On Thu, Aug 21, 2008 at 12:49 AM, Scott Battaglia
> Thanks for the reply...some comments in-line!
> On Fri, Aug 15, 2008 at 6:26 AM, James Henstridge <[EMAIL PROTECTED]>
> wrote:
>> 2008/8/15 Scott Battaglia <[EMAIL PROTECTED]>:
>> >  <snip />
>> >
>> > 1. Do you guys support accessing a service on behalf of a user.  In CAS
>> > we
>> > call this proxying on behalf of the user.  But essentially, if you're
>> > say, a
>> > portal, and you need to access the grades, you would retrieve a CAS
>> > proxy
>> > ticket and give it to the grades service which would resolve that to the
>> > user as well as the chain of where it came from.
>> 2. Use OAuth.  The portal acquires an access token to the grades
>> service.  This involves sending the user to the grades service to
>> authenticate (which might be done using OpenID).  The portal can then
>> use the access token to request the data directly from the grades
>> service.
> This seems like a more viable solution.  This is probably more of a OAuth
> user list question but I figure I'll check here first.  It doesn't look like
> OAuth does attribute exchange, is that true?  Or is there an extension we
> could use (or a standard way to add extensions).  My guess is that would
> start to get a little weird because if there's no interaction then there is
> no way for a user to approve/deny attribute exchanges unless there's a
> central decision made about attribute releases (which may work for us, but
> probably doesn't work in a general case)

OAuth really only defines two things:
1. how the consumer acquires an access token used to talk to the
service provider on behalf of the user.
2. how communication between the consumer and service provider is authenticated.

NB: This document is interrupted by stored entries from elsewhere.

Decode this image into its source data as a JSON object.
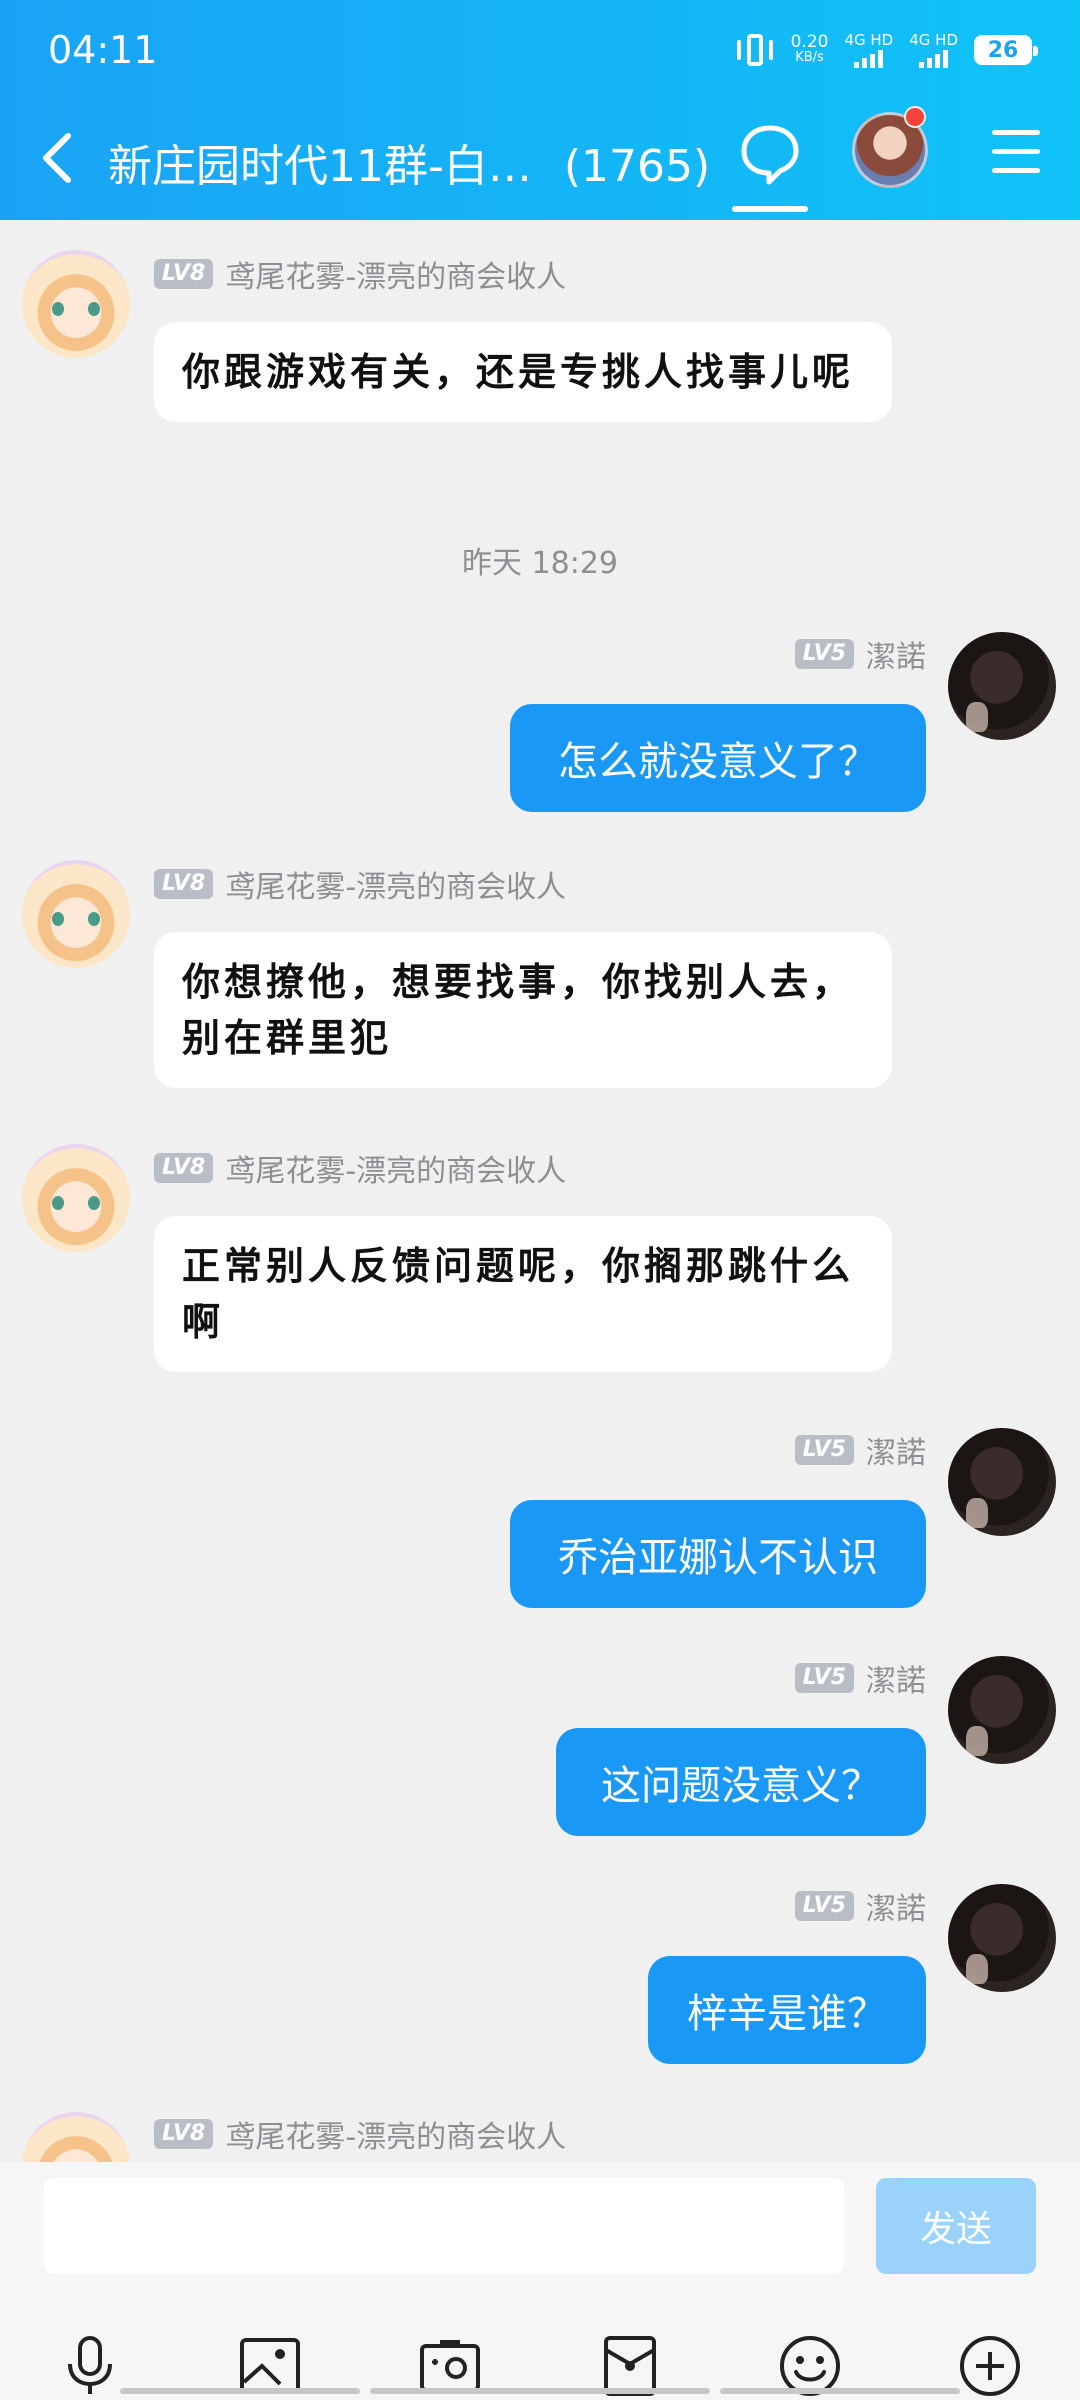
{
  "status_bar": {
    "time": "04:11",
    "net_speed_value": "0.20",
    "net_speed_unit": "KB/s",
    "sim1": "4G HD",
    "sim2": "4G HD",
    "battery": "26"
  },
  "header": {
    "title": "新庄园时代11群-白…",
    "member_count": "(1765)"
  },
  "timestamp": "昨天 18:29",
  "messages": [
    {
      "side": "left",
      "level": "LV8",
      "sender": "鸢尾花雾-漂亮的商会收人",
      "text": "你跟游戏有关，还是专挑人找事儿呢"
    },
    {
      "side": "right",
      "level": "LV5",
      "sender": "潔諾",
      "text": "怎么就没意义了？"
    },
    {
      "side": "left",
      "level": "LV8",
      "sender": "鸢尾花雾-漂亮的商会收人",
      "text": "你想撩他，想要找事，你找别人去，别在群里犯"
    },
    {
      "side": "left",
      "level": "LV8",
      "sender": "鸢尾花雾-漂亮的商会收人",
      "text": "正常别人反馈问题呢，你搁那跳什么啊"
    },
    {
      "side": "right",
      "level": "LV5",
      "sender": "潔諾",
      "text": "乔治亚娜认不认识"
    },
    {
      "side": "right",
      "level": "LV5",
      "sender": "潔諾",
      "text": "这问题没意义？"
    },
    {
      "side": "right",
      "level": "LV5",
      "sender": "潔諾",
      "text": "梓辛是谁？"
    },
    {
      "side": "left",
      "level": "LV8",
      "sender": "鸢尾花雾-漂亮的商会收人",
      "text": ""
    }
  ],
  "input": {
    "placeholder": "",
    "value": "",
    "send_label": "发送"
  },
  "toolbar": [
    "mic-icon",
    "image-icon",
    "camera-icon",
    "red-packet-icon",
    "emoji-icon",
    "plus-icon"
  ],
  "colors": {
    "header": "#1aa3f5",
    "bubble_self": "#1a98f6",
    "send_disabled": "#9ad2fb",
    "background": "#f0f0f0"
  }
}
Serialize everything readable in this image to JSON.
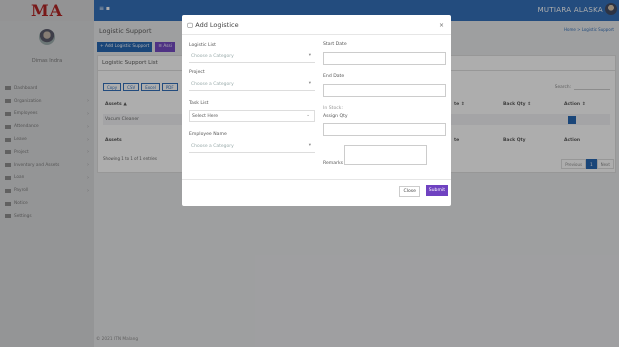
{
  "app": {
    "logo": "MA",
    "brand": "MUTIARA ALASKA",
    "user_name": "Dimas Indra"
  },
  "sidebar": {
    "items": [
      {
        "label": "Dashboard",
        "chev": ""
      },
      {
        "label": "Organization",
        "chev": "›"
      },
      {
        "label": "Employees",
        "chev": "›"
      },
      {
        "label": "Attendance",
        "chev": "›"
      },
      {
        "label": "Leave",
        "chev": "›"
      },
      {
        "label": "Project",
        "chev": "›"
      },
      {
        "label": "Inventory and Assets",
        "chev": "›"
      },
      {
        "label": "Loan",
        "chev": "›"
      },
      {
        "label": "Payroll",
        "chev": "›"
      },
      {
        "label": "Notice",
        "chev": ""
      },
      {
        "label": "Settings",
        "chev": ""
      }
    ]
  },
  "page": {
    "title": "Logistic Support",
    "breadcrumb": "Home > Logistic Support",
    "add_button": "+ Add Logistic Support",
    "second_button": "≡ Assi",
    "card_title": "Logistic Support List",
    "export": [
      "Copy",
      "CSV",
      "Excel",
      "PDF"
    ],
    "search_label": "Search:",
    "columns": [
      "Assets",
      "te",
      "Back Qty",
      "Action"
    ],
    "column_arrows": [
      "▲",
      "⇕",
      "⇕",
      "⇕"
    ],
    "row": {
      "asset": "Vacum Cleaner",
      "edit_icon": "edit-icon"
    },
    "footer_cols": [
      "Assets",
      "te",
      "Back Qty",
      "Action"
    ],
    "showing": "Showing 1 to 1 of 1 entries",
    "pager": {
      "prev": "Previous",
      "current": "1",
      "next": "Next"
    }
  },
  "footer": "© 2021 ITN Malang",
  "modal": {
    "title": "Add Logistice",
    "close_x": "×",
    "logistic_list": {
      "label": "Logistic List",
      "placeholder": "Choose a Category"
    },
    "project": {
      "label": "Project",
      "placeholder": "Choose a Category"
    },
    "task_list": {
      "label": "Task List",
      "value": "Select Here"
    },
    "employee": {
      "label": "Employee Name",
      "placeholder": "Choose a Category"
    },
    "start_date": {
      "label": "Start Date",
      "value": ""
    },
    "end_date": {
      "label": "End Date",
      "value": ""
    },
    "in_stock": {
      "label": "In Stock:"
    },
    "assign_qty": {
      "label": "Assign Qty",
      "value": ""
    },
    "remarks": {
      "label": "Remarks",
      "value": ""
    },
    "buttons": {
      "close": "Close",
      "submit": "Submit"
    }
  },
  "colors": {
    "primary": "#2b6bb7",
    "accent": "#6f42c1",
    "logo": "#b01c1c"
  }
}
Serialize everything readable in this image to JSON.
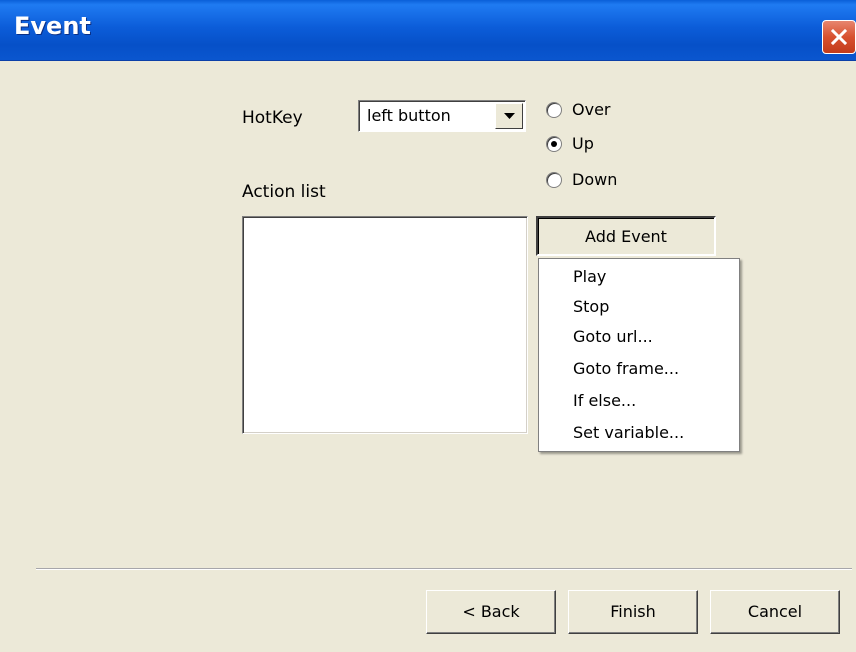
{
  "window": {
    "title": "Event"
  },
  "hotkey": {
    "label": "HotKey",
    "selected": "left button"
  },
  "state_radios": [
    {
      "label": "Over",
      "checked": false
    },
    {
      "label": "Up",
      "checked": true
    },
    {
      "label": "Down",
      "checked": false
    }
  ],
  "action_list": {
    "label": "Action list",
    "items": []
  },
  "add_event": {
    "label": "Add Event",
    "menu": [
      "Play",
      "Stop",
      "Goto url...",
      "Goto frame...",
      "If else...",
      "Set variable..."
    ]
  },
  "footer": {
    "back_label": "< Back",
    "finish_label": "Finish",
    "cancel_label": "Cancel"
  },
  "colors": {
    "titlebar": "#0a56cf",
    "dialog_bg": "#ece9d8",
    "close_button": "#d8512f"
  },
  "icons": {
    "close": "close-icon",
    "dropdown": "chevron-down-icon"
  }
}
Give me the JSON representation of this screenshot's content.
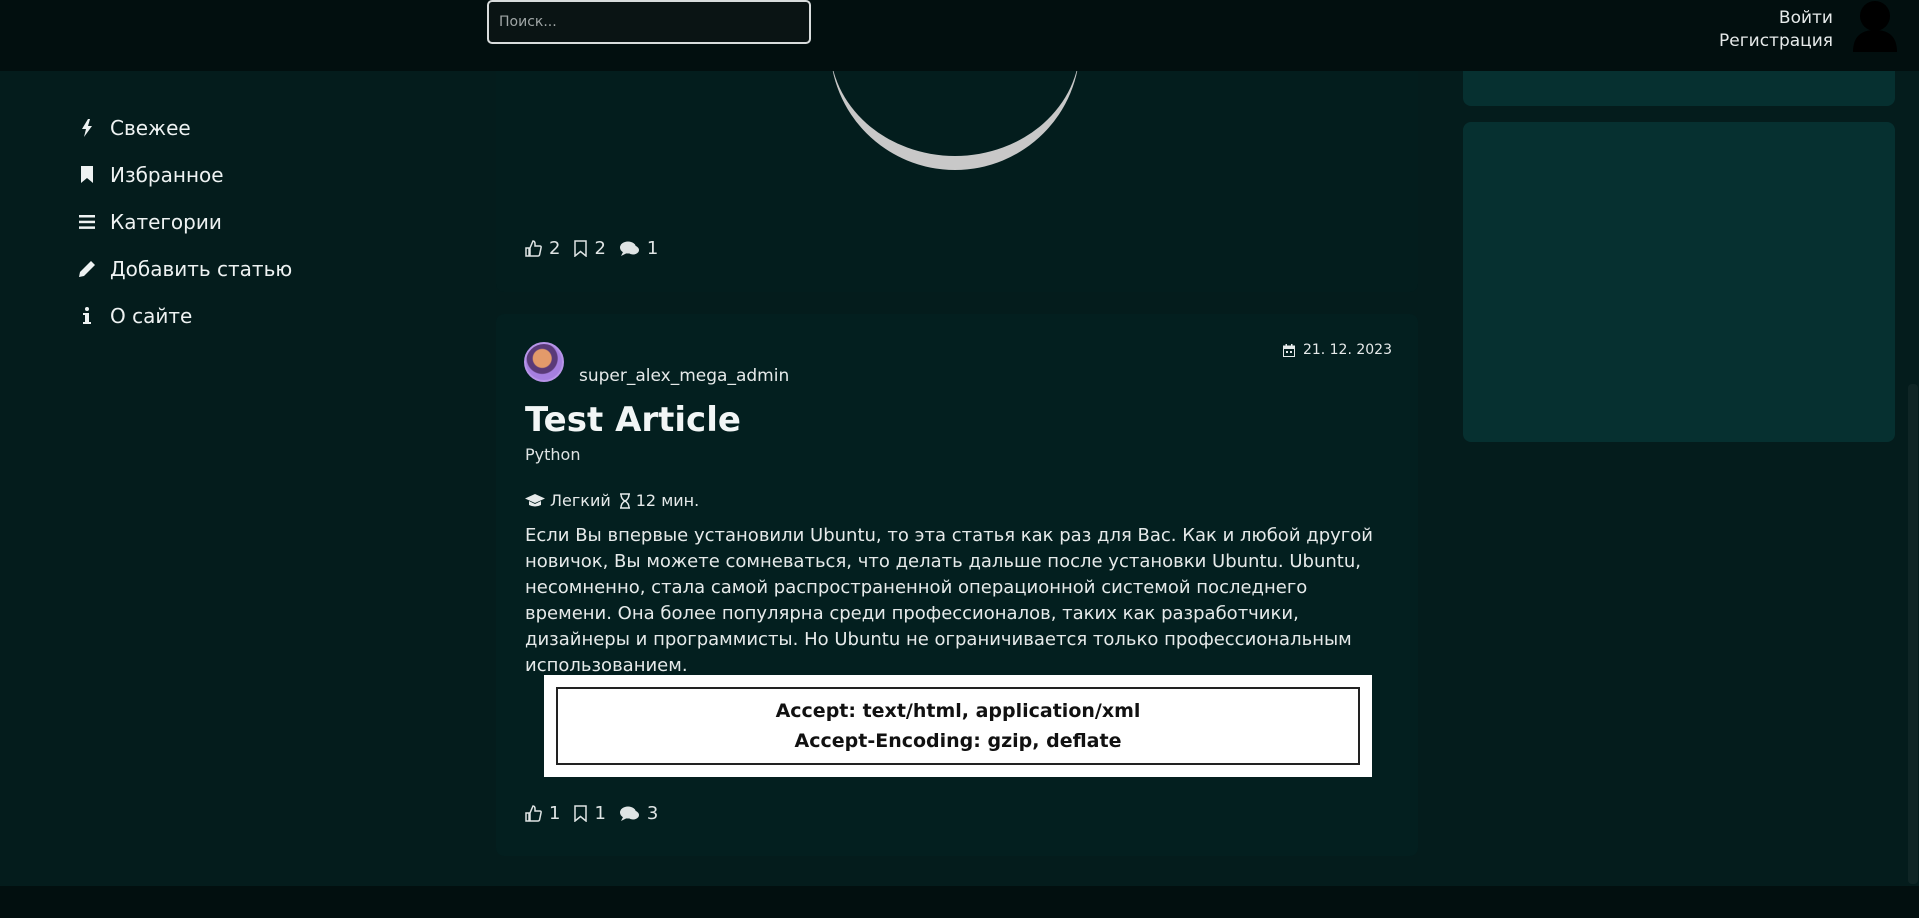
{
  "header": {
    "search_placeholder": "Поиск...",
    "login": "Войти",
    "register": "Регистрация"
  },
  "sidebar": {
    "items": [
      {
        "label": "Свежее",
        "icon": "bolt-icon"
      },
      {
        "label": "Избранное",
        "icon": "bookmark-icon"
      },
      {
        "label": "Категории",
        "icon": "list-icon"
      },
      {
        "label": "Добавить статью",
        "icon": "pencil-icon"
      },
      {
        "label": "О сайте",
        "icon": "info-icon"
      }
    ]
  },
  "post_top": {
    "likes": "2",
    "bookmarks": "2",
    "comments": "1"
  },
  "post_main": {
    "author": "super_alex_mega_admin",
    "date": "21. 12. 2023",
    "title": "Test Article",
    "category": "Python",
    "difficulty": "Легкий",
    "read_time": "12 мин.",
    "excerpt": "Если Вы впервые установили Ubuntu, то эта статья как раз для Вас. Как и любой другой новичок, Вы можете сомневаться, что делать дальше после установки Ubuntu. Ubuntu, несомненно, стала самой распространенной операционной системой последнего времени. Она более популярна среди профессионалов, таких как разработчики, дизайнеры и программисты. Но Ubuntu не ограничивается только профессиональным использованием.",
    "code_line1": "Accept: text/html, application/xml",
    "code_line2": "Accept-Encoding: gzip, deflate",
    "likes": "1",
    "bookmarks": "1",
    "comments": "3"
  }
}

It doesn't define what the service provider's API look like, so that
part would be up to you to define.

>> > Some of the other stuff is more related to local SSO needs than the
>> > actual
>> > protocol, but I'll ask anyway:
>> > 1. Do you support a method of determining whether someone has
>> > authenticated
>> > already (in CAS we call it gateway)?  For us it relies on the fact that
>> > you
>> > always point to one CAS server, which obviously doesn't need to be true
>> > in
>> > the case of OpenId.    However, in the scenario where you know there is
>> > only
>> > one authenticating server, is this possible?
>> If you are implementing a closed single sign-on system, you can do the
>> following:
>> 1. Make the OpenID provider implement an identifier select endpoint.
>> 2. Make the OpenID provider automatically authenticate users who have
>> already authenticated (perhaps just to known sites).
>> 3. For the relying party sites, if the user is unknown (according to
>> local session cookie), begin an OpenID authentication request to the
>> identifier select endpoint.  The result will include the user's
>> identity.
> The system we're building would most likely include SSO, so most of this
> would already happen.  The additional thing CAS offers is that we won't
> force you to authenticate if you haven't already, but we will take advantage
> of the fact that you have if you did already (i.e. for a portal, if you
> haven't authenticated we'll just show a guest layout, but if you have, we'll
> actually display your layout).   My guess is we'll probably have to propose
> our own extension for this.
>> If you are designing an open system (user can use whatever provider
>> they want), I don't think there is an answer to this (which provider
>> are you asking whether the user is authenticated to?).
> We're actually considering developing a two-tier system.  Locally, we'll
> still be interested in using OpenId, but we'd probably point all of our
> local apps to a central server.  Then our central server would be able to
> handle local users or delegate out to other OpenId servers.

If you're using that system, I guess you could define some kind of
OpenID extension that requests "cancel the authentication request if
the user is not authenticated" and combine that with an identifier
select authentication request.

The central server might also help address some of the trust issues
that exist with specifications like PAPE.